Vario Press installed its second Fujifilm Acuity flatbed printer over the summer alongside a second Esko Kongsberg. And a month or so later, the Langley company took delivery of a second Sakurai LED UV press having already ordered in a Sakurai screen press earlier in the year. That was seen at the Print Show with a Baldwin LED UV unit delivering high impact spot varnish.
Despite representing litho, screen printing and inkjet technologies each overlaps the other says Vario managing director Dave Clarke. “We haven’t looked back,” he says. “We are able to print on all sorts of materials, aluminium for example as well as boards and films. Print is a service industry and if we are asked for a printed item we will produce it.”
If the company receives an order for a limited number of window film stickers, it will print these on either of the Acuity presses; if the number required is greater, it can print on the LED UV litho presses because these can print on plastics without distortion. “If we need to print white first, we can do this on the screen press,” Clarke adds. “All the technologies we have overlap.”
Likewise the company can create a high build spot varnish on its Indigos, but can do the same thing on the new screen press. It may not be quite the same level as is possible on a Scodix, he admits, but says that customers are looking for the impact that something a little different can achieve. The company is trialling different screens and consumables to find out which combination works best for each application.
“We like to be experimental,” Clarke continues. “We can’t just sit back and be a bash-it-out printer. We like working with lots of different materials. One merchant we deal with supplies almost only coated papers, but Antalis is prepared to work with us on coming up with interesting substrates.”

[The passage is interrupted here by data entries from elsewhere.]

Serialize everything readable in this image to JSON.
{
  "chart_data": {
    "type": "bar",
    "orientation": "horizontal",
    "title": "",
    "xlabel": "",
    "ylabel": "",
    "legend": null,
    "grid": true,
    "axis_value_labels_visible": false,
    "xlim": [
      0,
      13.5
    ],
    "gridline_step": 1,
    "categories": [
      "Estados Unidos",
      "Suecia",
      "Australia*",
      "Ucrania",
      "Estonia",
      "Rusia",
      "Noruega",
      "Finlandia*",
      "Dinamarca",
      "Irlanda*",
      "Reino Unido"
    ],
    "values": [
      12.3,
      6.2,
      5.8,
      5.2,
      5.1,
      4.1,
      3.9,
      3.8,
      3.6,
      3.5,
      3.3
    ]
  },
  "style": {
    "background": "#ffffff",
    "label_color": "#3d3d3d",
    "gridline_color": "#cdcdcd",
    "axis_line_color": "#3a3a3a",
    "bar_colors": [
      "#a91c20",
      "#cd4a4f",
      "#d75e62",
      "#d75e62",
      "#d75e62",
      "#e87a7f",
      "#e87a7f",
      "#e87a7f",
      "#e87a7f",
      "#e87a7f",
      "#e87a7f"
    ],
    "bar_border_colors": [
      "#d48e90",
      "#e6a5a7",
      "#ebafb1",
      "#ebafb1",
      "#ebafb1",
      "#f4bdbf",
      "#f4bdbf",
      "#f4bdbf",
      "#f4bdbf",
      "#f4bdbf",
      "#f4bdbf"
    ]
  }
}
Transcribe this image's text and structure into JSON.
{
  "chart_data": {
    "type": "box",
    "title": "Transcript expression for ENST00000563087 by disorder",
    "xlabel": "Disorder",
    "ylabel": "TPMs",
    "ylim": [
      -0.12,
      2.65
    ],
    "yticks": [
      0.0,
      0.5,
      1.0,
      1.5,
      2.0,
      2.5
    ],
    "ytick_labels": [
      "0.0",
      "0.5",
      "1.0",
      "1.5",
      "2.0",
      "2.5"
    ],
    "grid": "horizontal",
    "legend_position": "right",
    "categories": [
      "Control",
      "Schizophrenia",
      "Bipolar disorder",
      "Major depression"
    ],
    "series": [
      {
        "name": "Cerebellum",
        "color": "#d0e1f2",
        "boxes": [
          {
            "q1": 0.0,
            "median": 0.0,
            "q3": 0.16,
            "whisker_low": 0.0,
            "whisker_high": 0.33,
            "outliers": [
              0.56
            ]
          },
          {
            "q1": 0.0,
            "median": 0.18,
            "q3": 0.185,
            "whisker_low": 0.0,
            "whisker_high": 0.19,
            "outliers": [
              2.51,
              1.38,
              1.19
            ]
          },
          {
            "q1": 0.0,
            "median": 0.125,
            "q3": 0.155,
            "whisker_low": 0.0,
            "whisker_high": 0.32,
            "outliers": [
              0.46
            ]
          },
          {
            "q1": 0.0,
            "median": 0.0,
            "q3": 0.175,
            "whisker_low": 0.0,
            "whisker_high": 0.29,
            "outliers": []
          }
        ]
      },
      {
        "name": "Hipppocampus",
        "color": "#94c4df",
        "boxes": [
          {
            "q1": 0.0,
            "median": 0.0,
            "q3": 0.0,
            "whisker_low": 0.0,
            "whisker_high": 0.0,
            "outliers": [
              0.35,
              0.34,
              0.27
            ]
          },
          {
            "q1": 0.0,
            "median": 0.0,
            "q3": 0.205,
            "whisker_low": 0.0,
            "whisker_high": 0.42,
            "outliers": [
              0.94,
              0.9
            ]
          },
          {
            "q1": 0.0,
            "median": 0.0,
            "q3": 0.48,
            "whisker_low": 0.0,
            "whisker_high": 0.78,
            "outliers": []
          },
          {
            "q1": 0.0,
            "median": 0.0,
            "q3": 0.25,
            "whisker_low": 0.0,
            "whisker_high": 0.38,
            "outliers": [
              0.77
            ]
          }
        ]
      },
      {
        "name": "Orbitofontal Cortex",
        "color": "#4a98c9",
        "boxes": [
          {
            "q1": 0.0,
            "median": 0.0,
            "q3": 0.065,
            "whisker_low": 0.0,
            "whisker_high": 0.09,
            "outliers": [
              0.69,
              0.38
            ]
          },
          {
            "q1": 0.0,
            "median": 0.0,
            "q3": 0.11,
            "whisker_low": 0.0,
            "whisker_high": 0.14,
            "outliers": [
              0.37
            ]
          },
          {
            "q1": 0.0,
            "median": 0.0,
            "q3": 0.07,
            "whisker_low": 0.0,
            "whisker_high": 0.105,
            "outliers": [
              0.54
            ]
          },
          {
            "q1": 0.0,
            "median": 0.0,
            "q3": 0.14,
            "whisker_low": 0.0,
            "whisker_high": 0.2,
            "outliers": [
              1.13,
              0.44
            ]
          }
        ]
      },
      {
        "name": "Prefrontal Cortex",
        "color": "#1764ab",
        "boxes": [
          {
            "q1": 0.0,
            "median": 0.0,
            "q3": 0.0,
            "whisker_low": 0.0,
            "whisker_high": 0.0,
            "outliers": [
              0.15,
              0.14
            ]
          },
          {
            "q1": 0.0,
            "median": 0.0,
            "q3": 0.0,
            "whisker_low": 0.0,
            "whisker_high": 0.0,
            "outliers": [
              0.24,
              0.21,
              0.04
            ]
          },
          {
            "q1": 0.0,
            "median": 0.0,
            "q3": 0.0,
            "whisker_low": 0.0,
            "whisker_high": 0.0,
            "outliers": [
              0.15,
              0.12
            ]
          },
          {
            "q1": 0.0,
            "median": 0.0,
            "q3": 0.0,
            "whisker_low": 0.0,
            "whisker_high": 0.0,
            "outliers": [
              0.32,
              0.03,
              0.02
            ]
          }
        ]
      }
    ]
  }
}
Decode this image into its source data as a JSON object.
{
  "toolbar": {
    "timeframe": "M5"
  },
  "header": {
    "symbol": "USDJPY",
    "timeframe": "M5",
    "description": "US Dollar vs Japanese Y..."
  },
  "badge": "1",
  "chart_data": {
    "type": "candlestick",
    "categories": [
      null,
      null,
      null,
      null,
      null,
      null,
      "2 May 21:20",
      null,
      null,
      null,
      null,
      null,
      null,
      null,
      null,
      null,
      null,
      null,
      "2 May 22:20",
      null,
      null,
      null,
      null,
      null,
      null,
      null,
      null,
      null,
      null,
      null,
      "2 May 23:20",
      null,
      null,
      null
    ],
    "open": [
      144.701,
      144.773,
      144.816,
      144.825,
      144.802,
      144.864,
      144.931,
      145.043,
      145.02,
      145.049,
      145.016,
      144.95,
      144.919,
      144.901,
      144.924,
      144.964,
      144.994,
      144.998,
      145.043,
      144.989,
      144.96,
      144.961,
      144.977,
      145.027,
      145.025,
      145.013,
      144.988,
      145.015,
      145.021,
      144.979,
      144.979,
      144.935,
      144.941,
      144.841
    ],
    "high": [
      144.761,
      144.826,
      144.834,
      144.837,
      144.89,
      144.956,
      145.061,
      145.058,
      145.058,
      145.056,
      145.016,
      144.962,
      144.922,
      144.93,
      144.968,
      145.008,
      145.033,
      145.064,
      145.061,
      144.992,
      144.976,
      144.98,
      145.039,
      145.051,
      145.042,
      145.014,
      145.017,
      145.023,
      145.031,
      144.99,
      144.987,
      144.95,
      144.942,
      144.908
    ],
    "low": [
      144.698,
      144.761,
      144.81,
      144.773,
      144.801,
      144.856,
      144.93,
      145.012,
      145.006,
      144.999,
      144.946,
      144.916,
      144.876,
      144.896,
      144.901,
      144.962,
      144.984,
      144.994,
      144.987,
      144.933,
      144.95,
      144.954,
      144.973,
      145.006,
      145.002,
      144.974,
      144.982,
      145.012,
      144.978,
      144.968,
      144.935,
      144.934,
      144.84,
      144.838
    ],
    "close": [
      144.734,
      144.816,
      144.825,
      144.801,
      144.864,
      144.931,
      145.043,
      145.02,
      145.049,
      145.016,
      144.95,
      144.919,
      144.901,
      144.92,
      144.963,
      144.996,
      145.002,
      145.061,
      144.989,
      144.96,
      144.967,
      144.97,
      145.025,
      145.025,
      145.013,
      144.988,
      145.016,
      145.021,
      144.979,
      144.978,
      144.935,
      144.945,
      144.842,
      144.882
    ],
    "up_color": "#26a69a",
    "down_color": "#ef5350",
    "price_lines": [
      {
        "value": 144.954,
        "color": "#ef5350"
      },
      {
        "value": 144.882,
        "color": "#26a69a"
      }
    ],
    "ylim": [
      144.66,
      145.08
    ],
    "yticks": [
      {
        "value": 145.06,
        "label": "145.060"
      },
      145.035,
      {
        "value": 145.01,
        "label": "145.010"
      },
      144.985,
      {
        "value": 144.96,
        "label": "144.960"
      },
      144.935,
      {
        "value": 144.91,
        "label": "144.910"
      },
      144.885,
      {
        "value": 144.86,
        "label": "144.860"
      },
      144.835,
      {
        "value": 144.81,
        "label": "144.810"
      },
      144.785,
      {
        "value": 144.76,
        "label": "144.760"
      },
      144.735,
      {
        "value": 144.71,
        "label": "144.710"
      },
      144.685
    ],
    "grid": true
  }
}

It works for the business, creating a reputation that Vario is a business that will find a way and that reputation generates the work. In turn that is returned to the business through investment. The latest has been the acquisition of a smaller printer, taking on its sales and staff. “They were only a printer,” says Clarke, “no large format, no screen printing, just litho printing and in recent years their turnover was going down.”
The message is clear in Vario’s experience. Investment in large format flatbed printing has paid off and continues to pay off for the business.
Despite representing litho, screen printing and inkjet technologies, each overlaps the other according to Vario Press managing director Dave Clarke, (right). “We haven’t looked back,” he says. A second Sakurai LED UV press has been installed.